この建物はヨーロッパ人がウェリントン・ハーバーに入植する前にあったピピテア・パー遺跡に位置するため、Warren and Mahoneyは建物のデザインに先住民のストーリーを盛り込むよう配慮した。「あの建物は非常に良好なエンゲージメント プロセスを経たものです。この場所が持つ多くの物語や所蔵の宝物をファサードのデザインで表現し、アーティストと協力して、その物語をファサードのパターンや造形を通して語っています」と、ショート氏。「建物を見れば、そのストーリー、この建物がそこにある理由、所蔵物、この建物の人々にとっての意味を理解できます」。

建物に宝物が保管されるため、熱と湿度に対する環境性能は最優先事項となる。この建物には精巧に調整された躯体と先進的なアクティブシステムが組み合わせて使われており、今後何世代にもわたり所蔵物を保護できる。食品貯蔵用の穴のように、Heke Hua Archivesは露出サーマルマスを利用して安定した環境を保ち、エアコンの使用が減らされている。

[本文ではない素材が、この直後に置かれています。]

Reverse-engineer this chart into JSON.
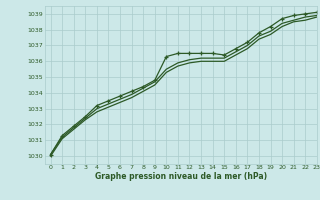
{
  "title": "Graphe pression niveau de la mer (hPa)",
  "bg_color": "#cce8e8",
  "grid_color": "#aacccc",
  "line_color": "#2d5a27",
  "marker_color": "#2d5a27",
  "xlim": [
    -0.5,
    23
  ],
  "ylim": [
    1029.5,
    1039.5
  ],
  "yticks": [
    1030,
    1031,
    1032,
    1033,
    1034,
    1035,
    1036,
    1037,
    1038,
    1039
  ],
  "xticks": [
    0,
    1,
    2,
    3,
    4,
    5,
    6,
    7,
    8,
    9,
    10,
    11,
    12,
    13,
    14,
    15,
    16,
    17,
    18,
    19,
    20,
    21,
    22,
    23
  ],
  "series": [
    [
      1030.1,
      1031.3,
      1031.9,
      1032.5,
      1033.2,
      1033.5,
      1033.8,
      1034.1,
      1034.4,
      1034.8,
      1036.3,
      1036.5,
      1036.5,
      1036.5,
      1036.5,
      1036.4,
      1036.8,
      1037.2,
      1037.8,
      1038.2,
      1038.7,
      1038.9,
      1039.0,
      1039.1
    ],
    [
      1030.1,
      1031.2,
      1031.8,
      1032.4,
      1033.0,
      1033.3,
      1033.6,
      1033.9,
      1034.3,
      1034.7,
      1035.5,
      1035.9,
      1036.1,
      1036.2,
      1036.2,
      1036.2,
      1036.6,
      1037.0,
      1037.6,
      1037.9,
      1038.4,
      1038.6,
      1038.8,
      1038.9
    ],
    [
      1030.0,
      1031.1,
      1031.7,
      1032.3,
      1032.8,
      1033.1,
      1033.4,
      1033.7,
      1034.1,
      1034.5,
      1035.3,
      1035.7,
      1035.9,
      1036.0,
      1036.0,
      1036.0,
      1036.4,
      1036.8,
      1037.4,
      1037.7,
      1038.2,
      1038.5,
      1038.6,
      1038.8
    ]
  ]
}
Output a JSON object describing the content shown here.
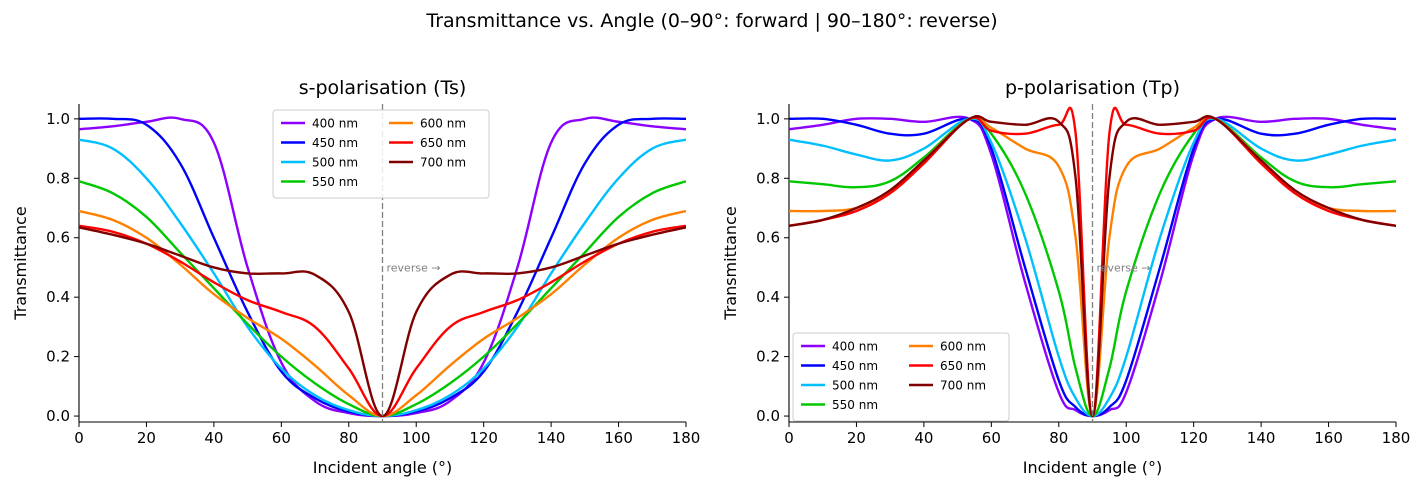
{
  "suptitle": "Transmittance vs. Angle  (0–90°: forward | 90–180°: reverse)",
  "colors": {
    "400 nm": "#8b00ff",
    "450 nm": "#0000ff",
    "500 nm": "#00bfff",
    "550 nm": "#00c800",
    "600 nm": "#ff8000",
    "650 nm": "#ff0000",
    "700 nm": "#800000",
    "divider": "#808080",
    "divider_label": "#808080"
  },
  "chart_data": [
    {
      "type": "line",
      "title": "s-polarisation (Ts)",
      "xlabel": "Incident angle (°)",
      "ylabel": "Transmittance",
      "xlim": [
        0,
        180
      ],
      "ylim": [
        -0.02,
        1.05
      ],
      "xticks": [
        0,
        20,
        40,
        60,
        80,
        100,
        120,
        140,
        160,
        180
      ],
      "yticks": [
        0.0,
        0.2,
        0.4,
        0.6,
        0.8,
        1.0
      ],
      "grid": false,
      "legend": "top-center",
      "legend_ncol": 2,
      "divider_x": 90,
      "divider_label": "reverse →",
      "x": [
        0,
        10,
        20,
        30,
        40,
        50,
        60,
        70,
        80,
        90,
        100,
        110,
        120,
        130,
        140,
        150,
        160,
        170,
        180
      ],
      "series": [
        {
          "name": "400 nm",
          "values": [
            0.965,
            0.975,
            0.99,
            1.0,
            0.92,
            0.5,
            0.18,
            0.05,
            0.01,
            0.0,
            0.01,
            0.05,
            0.18,
            0.5,
            0.92,
            1.0,
            0.99,
            0.975,
            0.965
          ]
        },
        {
          "name": "450 nm",
          "values": [
            1.0,
            1.0,
            0.98,
            0.85,
            0.6,
            0.35,
            0.15,
            0.06,
            0.015,
            0.0,
            0.015,
            0.06,
            0.15,
            0.35,
            0.6,
            0.85,
            0.98,
            1.0,
            1.0
          ]
        },
        {
          "name": "500 nm",
          "values": [
            0.93,
            0.9,
            0.8,
            0.65,
            0.48,
            0.3,
            0.16,
            0.07,
            0.02,
            0.0,
            0.02,
            0.07,
            0.16,
            0.3,
            0.48,
            0.65,
            0.8,
            0.9,
            0.93
          ]
        },
        {
          "name": "550 nm",
          "values": [
            0.79,
            0.75,
            0.67,
            0.55,
            0.43,
            0.31,
            0.2,
            0.11,
            0.04,
            0.0,
            0.04,
            0.11,
            0.2,
            0.31,
            0.43,
            0.55,
            0.67,
            0.75,
            0.79
          ]
        },
        {
          "name": "600 nm",
          "values": [
            0.69,
            0.66,
            0.6,
            0.51,
            0.41,
            0.33,
            0.26,
            0.17,
            0.07,
            0.0,
            0.07,
            0.17,
            0.26,
            0.33,
            0.41,
            0.51,
            0.6,
            0.66,
            0.69
          ]
        },
        {
          "name": "650 nm",
          "values": [
            0.64,
            0.62,
            0.58,
            0.52,
            0.45,
            0.39,
            0.35,
            0.3,
            0.16,
            0.0,
            0.16,
            0.3,
            0.35,
            0.39,
            0.45,
            0.52,
            0.58,
            0.62,
            0.64
          ]
        },
        {
          "name": "700 nm",
          "values": [
            0.635,
            0.61,
            0.58,
            0.54,
            0.5,
            0.48,
            0.48,
            0.475,
            0.35,
            0.0,
            0.35,
            0.475,
            0.48,
            0.48,
            0.5,
            0.54,
            0.58,
            0.61,
            0.635
          ]
        }
      ]
    },
    {
      "type": "line",
      "title": "p-polarisation (Tp)",
      "xlabel": "Incident angle (°)",
      "ylabel": "Transmittance",
      "xlim": [
        0,
        180
      ],
      "ylim": [
        -0.02,
        1.05
      ],
      "xticks": [
        0,
        20,
        40,
        60,
        80,
        100,
        120,
        140,
        160,
        180
      ],
      "yticks": [
        0.0,
        0.2,
        0.4,
        0.6,
        0.8,
        1.0
      ],
      "grid": false,
      "legend": "lower-left",
      "legend_ncol": 2,
      "divider_x": 90,
      "divider_label": "reverse →",
      "x": [
        0,
        10,
        20,
        30,
        40,
        53.5,
        60,
        70,
        80,
        85,
        90,
        95,
        100,
        110,
        120,
        126.5,
        140,
        150,
        160,
        170,
        180
      ],
      "series": [
        {
          "name": "400 nm",
          "values": [
            0.965,
            0.98,
            1.0,
            1.0,
            0.99,
            1.0,
            0.88,
            0.45,
            0.08,
            0.02,
            0.0,
            0.02,
            0.08,
            0.45,
            0.88,
            1.0,
            0.99,
            1.0,
            1.0,
            0.98,
            0.965
          ]
        },
        {
          "name": "450 nm",
          "values": [
            1.0,
            1.0,
            0.98,
            0.95,
            0.95,
            1.0,
            0.9,
            0.5,
            0.12,
            0.03,
            0.0,
            0.03,
            0.12,
            0.5,
            0.9,
            1.0,
            0.95,
            0.95,
            0.98,
            1.0,
            1.0
          ]
        },
        {
          "name": "500 nm",
          "values": [
            0.93,
            0.91,
            0.88,
            0.86,
            0.9,
            1.0,
            0.92,
            0.6,
            0.2,
            0.06,
            0.0,
            0.06,
            0.2,
            0.6,
            0.92,
            1.0,
            0.9,
            0.86,
            0.88,
            0.91,
            0.93
          ]
        },
        {
          "name": "550 nm",
          "values": [
            0.79,
            0.78,
            0.77,
            0.79,
            0.87,
            1.0,
            0.95,
            0.75,
            0.42,
            0.16,
            0.0,
            0.16,
            0.42,
            0.75,
            0.95,
            1.0,
            0.87,
            0.79,
            0.77,
            0.78,
            0.79
          ]
        },
        {
          "name": "600 nm",
          "values": [
            0.69,
            0.69,
            0.7,
            0.75,
            0.86,
            1.0,
            0.97,
            0.9,
            0.84,
            0.6,
            0.0,
            0.6,
            0.84,
            0.9,
            0.97,
            1.0,
            0.86,
            0.75,
            0.7,
            0.69,
            0.69
          ]
        },
        {
          "name": "650 nm",
          "values": [
            0.64,
            0.66,
            0.69,
            0.75,
            0.85,
            1.0,
            0.96,
            0.95,
            0.98,
            0.95,
            0.0,
            0.95,
            0.98,
            0.95,
            0.96,
            1.0,
            0.85,
            0.75,
            0.69,
            0.66,
            0.64
          ]
        },
        {
          "name": "700 nm",
          "values": [
            0.64,
            0.66,
            0.7,
            0.76,
            0.86,
            1.0,
            0.99,
            0.98,
            0.99,
            0.8,
            0.0,
            0.8,
            0.99,
            0.98,
            0.99,
            1.0,
            0.86,
            0.76,
            0.7,
            0.66,
            0.64
          ]
        }
      ]
    }
  ]
}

ショート氏とWarren and Mahoneyが先住民の建築方法について検討を重ねるにつれて、建物のカーボンストーリーと人々や場所のストーリーは、実際には同じコインの裏表であることがますます明らかになってきた。「気候に対応した設計をすれば、本質的に低炭素の建物が生まれるのです」と、ショート氏。「場所のストーリーが、建物のコンセプト全体、そして人々がどのようにその建物を使用するのか、人々がどのようにその建物と関わるかにインスピレーションを与えられれば理想的です」。